Your kids can do more than you think around the house, but you have to be willing to deal with a little imperfection. So what if the towels are folded funny? Your kids will feel proud of themselves and you’ll be sending them the message that they don’t have to do everything perfect either.
Let Dad do more of the parenting. He’ll do it differently but that’s okay. Most likely, his approach will be a nice counter-balance to yours and if he messes up? Just remember that the only way to learn is through failure.
Be authentic with your girlfriends. Tell them when you’re struggling. Studies show that talking with friends produces oxytocin, which reduces stress. And keep in mind, nobody wants to be friends with someone whose life seems perfect.
“Nobody lives like the pictures in magazines. Models are airbrushed. Every home with kids has junk drawers and crumbs in the couch cushions. Every mom flips out on her kids sometimes.” Now take a deep breath and throw out the judgments (and maybe a few magazines.)
Now that you’ve got some “shoulds” off the list, schedule some time for yourself.
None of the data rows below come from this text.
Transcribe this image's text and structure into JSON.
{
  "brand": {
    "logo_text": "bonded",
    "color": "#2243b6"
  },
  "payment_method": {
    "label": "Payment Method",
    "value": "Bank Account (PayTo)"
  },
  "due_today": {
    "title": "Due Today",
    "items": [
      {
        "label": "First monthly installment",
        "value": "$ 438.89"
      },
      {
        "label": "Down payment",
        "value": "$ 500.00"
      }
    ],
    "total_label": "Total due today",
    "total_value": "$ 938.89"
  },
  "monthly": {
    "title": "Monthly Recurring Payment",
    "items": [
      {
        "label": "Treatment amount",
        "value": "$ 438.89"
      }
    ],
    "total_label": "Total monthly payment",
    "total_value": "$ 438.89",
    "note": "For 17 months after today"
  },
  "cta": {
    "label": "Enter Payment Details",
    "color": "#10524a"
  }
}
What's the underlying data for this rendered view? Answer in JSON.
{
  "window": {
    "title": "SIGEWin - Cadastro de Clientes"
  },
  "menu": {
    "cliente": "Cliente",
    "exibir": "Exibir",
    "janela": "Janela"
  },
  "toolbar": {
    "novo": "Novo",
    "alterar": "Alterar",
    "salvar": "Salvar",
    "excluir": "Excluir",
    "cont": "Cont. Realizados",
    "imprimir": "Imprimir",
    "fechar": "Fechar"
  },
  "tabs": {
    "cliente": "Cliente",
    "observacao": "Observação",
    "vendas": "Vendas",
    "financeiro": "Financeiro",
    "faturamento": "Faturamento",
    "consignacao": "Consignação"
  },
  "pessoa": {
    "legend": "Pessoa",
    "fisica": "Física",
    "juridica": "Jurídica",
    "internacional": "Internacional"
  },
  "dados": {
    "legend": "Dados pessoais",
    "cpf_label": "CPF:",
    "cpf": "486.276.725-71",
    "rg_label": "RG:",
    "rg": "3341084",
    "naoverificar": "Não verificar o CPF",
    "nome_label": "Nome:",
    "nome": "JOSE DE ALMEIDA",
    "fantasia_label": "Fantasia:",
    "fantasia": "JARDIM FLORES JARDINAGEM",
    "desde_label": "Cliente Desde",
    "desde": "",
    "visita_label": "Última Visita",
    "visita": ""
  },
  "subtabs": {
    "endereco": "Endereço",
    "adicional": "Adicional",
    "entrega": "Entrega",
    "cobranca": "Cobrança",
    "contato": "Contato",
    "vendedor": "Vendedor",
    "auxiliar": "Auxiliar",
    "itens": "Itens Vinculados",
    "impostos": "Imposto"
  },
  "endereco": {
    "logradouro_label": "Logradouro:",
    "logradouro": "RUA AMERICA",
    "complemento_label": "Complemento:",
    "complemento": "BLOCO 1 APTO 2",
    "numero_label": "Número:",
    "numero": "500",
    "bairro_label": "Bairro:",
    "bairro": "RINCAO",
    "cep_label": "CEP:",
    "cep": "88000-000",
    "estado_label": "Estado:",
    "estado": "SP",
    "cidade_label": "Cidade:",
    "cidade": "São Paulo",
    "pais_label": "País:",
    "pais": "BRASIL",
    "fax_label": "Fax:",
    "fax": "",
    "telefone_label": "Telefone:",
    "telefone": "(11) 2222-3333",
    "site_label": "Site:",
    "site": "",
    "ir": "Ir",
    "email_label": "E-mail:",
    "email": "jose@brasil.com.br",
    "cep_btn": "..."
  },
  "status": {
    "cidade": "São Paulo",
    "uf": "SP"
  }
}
You deserve it!!! Meet with friends, take a hot bath, go to a yoga class – whatever rejuvenates you. You’ll be a more patient and centered parent. You’ll look refreshed and you’ll have more energy for your busy life.
And most importantly, if you don’t have anything nice to say to yourself, don’t say anything at all. Practice hitting the mute button on that nasty internal voice that says you aren’t enough.
You are good enough just the way you are,
Noelle O.
Noelle Ostroff is mother to two spirited kids and the founder of the Mommy Coach ~ life coaching just for moms. Check out her website www.themommycoach.net or follow her on twitter @noelleostroff and facebook @ themommycoach.
**Have a comment or question for Noelle? She’ll be checking our comments and will answer any questions you have!**
Great post. With my first child, I tried so hard to be the perfect mom like what I read about in those parenting magazines & books. Then it finally hit me that I was being unrealistic. Those editors were painting rosy pictures of motherhood to sell copies. The real deal is that motherhood and life in general gets messy.
All we can do is roll with the punches and set up tools that help us to stay as on track and sane as possible.